Lo sport a livello agonistico richiede molti sacrifici. C’è qualcosa che ti manca?

Faccio alcuni sacrifici, ho detto che faccio qualche giretto, ma non capita tante volte. Sono stato abituato ad andare a scuola, allenarmi e poi tornare a casa. Ci sono i miei compagni di scuola che escono la sera, vogliono fare feste e io non posso. Però penso che se sto facendo questo è per un motivo e quindi non mi pesa.

Hai parlato della tua famiglia. È stata molto presente?

Da piccolo mio padre e mia madre venivano spesso alle partite, erano in tribuna a vedermi. Poi purtroppo mio padre è andato per lavorare tre anni all’estero e mia madre ha avuto più difficoltà a venire a vedermi quindi mi facevo accompagnare dai miei compagni. Però il loro affetto si è sempre sentito, la famiglia è sempre stata presente e calorosa, non troppo perché siamo molto freddi, però sono sempre stati presenti e mi hanno aiutato tantissimo. Alla partita a Genova è stato bellissimo rivederli dopo tanto tempo insieme con mio fratello per la mia prima partita da titolare in Serie A. È stata un emozione incredibile.

Unire sport e scuola non è facile. Come stai vivendo questa situazione?

La scuola non è stata facile da gestire con il calcio perché a volte mi mandano con la prima squadra e devo allenarmi la mattina e quindi saltare la lezione. Perdendomi qualche lezione è difficile mantenere il filo ed è difficile la sera stare concentrato e recuperare quello che i miei compagni hanno fatto. Sto, però, cercando di fare il mio meglio e tenere queste due cose allo stesso livello perché non è nei miei pensieri lasciare la scuola adesso. Devo finire tutto e poi magari andare avanti solo con il calcio. Vediamo.

Che passioni hai oltre il calcio?

Non seguo tantissimi sport, ma mi piace praticarli. Mi piacciono la pallavolo e il tennis, ma la pallavolo è competitiva e io non riesco a giocare solo per giocare, se gioco a pallavolo gioco anche lì per vincere. Fuori dallo sport mi piace ascoltare musica, ma credo che comunque centri un pochino perché ti mette in mood partita. Dipende da cosa ascolti e cosa ti piace, ma bene o male è tutto collegato.

Hai seguito i mondiali? Cosa ti aspetti dalla finale?

Dalla finale mi aspetto una grande partita. Ho seguito il mondiale anche se molte partite erano la mattina mentre ero a scuola, ma non nego di aver sbirciato qualche minuto. Sarà una bella partita e la seguirò, non dico chi spero vinca, voglio prima vedere come finisce e poi magari esultare.

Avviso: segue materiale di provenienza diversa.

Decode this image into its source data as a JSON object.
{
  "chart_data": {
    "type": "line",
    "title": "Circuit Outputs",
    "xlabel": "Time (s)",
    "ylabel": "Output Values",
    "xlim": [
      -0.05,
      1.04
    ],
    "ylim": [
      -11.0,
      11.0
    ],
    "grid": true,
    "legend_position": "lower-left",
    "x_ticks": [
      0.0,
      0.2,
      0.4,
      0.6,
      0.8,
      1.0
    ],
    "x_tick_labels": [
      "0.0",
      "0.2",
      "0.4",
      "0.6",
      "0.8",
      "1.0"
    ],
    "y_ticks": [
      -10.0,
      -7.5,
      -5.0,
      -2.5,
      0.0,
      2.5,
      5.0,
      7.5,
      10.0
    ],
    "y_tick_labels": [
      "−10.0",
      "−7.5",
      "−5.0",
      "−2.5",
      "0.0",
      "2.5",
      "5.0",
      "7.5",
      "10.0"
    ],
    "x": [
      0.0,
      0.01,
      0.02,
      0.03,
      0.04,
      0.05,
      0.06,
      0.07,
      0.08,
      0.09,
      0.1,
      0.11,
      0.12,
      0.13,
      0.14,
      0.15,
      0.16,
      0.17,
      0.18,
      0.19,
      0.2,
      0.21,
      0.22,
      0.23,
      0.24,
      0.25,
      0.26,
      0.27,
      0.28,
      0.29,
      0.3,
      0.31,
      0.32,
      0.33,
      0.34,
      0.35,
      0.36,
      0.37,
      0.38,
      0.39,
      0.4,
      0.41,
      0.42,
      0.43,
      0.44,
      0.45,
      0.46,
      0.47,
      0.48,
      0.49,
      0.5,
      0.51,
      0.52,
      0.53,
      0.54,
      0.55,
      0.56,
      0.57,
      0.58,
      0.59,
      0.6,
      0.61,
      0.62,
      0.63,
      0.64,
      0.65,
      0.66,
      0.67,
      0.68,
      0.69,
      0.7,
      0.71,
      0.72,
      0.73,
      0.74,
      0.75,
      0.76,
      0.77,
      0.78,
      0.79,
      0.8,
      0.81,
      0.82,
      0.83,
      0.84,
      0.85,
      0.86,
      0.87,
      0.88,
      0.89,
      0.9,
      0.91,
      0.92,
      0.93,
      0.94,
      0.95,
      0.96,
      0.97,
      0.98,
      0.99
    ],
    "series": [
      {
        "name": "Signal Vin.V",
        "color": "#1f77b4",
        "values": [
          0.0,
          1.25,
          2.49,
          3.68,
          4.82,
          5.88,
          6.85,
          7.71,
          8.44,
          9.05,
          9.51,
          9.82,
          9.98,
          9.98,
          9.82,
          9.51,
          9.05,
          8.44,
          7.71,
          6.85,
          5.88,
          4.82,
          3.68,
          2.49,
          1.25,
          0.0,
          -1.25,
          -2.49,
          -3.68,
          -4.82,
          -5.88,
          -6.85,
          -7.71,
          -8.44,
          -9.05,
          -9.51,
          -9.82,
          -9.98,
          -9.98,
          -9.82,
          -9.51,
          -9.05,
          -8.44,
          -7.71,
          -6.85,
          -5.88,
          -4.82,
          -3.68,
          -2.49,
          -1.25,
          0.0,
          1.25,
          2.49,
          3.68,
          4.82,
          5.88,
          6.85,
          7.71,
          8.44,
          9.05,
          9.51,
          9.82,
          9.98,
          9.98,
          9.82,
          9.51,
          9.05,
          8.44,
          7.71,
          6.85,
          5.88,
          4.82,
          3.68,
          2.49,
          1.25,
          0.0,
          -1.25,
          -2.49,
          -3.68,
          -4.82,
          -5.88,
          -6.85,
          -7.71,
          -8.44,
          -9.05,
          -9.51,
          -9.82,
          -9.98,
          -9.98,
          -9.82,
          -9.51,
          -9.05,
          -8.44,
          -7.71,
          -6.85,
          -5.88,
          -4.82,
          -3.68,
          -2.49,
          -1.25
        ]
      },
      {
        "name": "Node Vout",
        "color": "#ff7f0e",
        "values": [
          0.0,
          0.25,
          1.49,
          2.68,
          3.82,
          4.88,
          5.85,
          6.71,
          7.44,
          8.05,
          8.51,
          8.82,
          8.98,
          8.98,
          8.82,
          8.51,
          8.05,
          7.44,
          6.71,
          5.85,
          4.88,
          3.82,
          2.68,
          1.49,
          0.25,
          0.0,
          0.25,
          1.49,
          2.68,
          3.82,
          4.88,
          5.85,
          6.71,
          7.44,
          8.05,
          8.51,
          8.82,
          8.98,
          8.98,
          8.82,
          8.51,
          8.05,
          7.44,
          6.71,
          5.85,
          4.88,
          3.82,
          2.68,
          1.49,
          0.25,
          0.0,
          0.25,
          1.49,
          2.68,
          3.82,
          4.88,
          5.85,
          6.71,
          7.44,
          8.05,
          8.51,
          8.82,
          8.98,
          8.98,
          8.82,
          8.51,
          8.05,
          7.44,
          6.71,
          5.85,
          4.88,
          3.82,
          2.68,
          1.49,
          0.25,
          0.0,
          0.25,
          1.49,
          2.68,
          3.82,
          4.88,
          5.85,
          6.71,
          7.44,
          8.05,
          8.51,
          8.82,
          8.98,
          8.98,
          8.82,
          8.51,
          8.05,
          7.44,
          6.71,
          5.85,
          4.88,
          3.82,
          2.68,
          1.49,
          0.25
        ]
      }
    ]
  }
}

Chi è il tuo idolo sportivo?

Non ho un idolo sportivo, seguo chi gioca bene, chi si fa riconoscere per la persona che è e per il modo di giocare. Adesso potrei dire Tomori, ma come ispirazione prendo tutti quelli che stanno facendo bene cercando di seguire la vita sportiva in maniera corretta.

Come ti trovi con la prima squadra? Chi è il tuo punto di riferimento?

Con la prima squadra mi trovo tanto bene, mi sono trovato bene anche la prima volta due anni fa anche se ero molto timido. Un po’ lo sono ancora. Ho instaurato con tuti un buon rapporto, i più grandi sono di aiuto, non c’è nonnismo e tutti sono gentili. Jerdy a Genova mi è stato vicino, mi ha spiegato la sua prima partita da titolare e mi ha tranquillizzato un po’. Questo mi è rimasto molto impresso, ma con tutti mi trovo bene.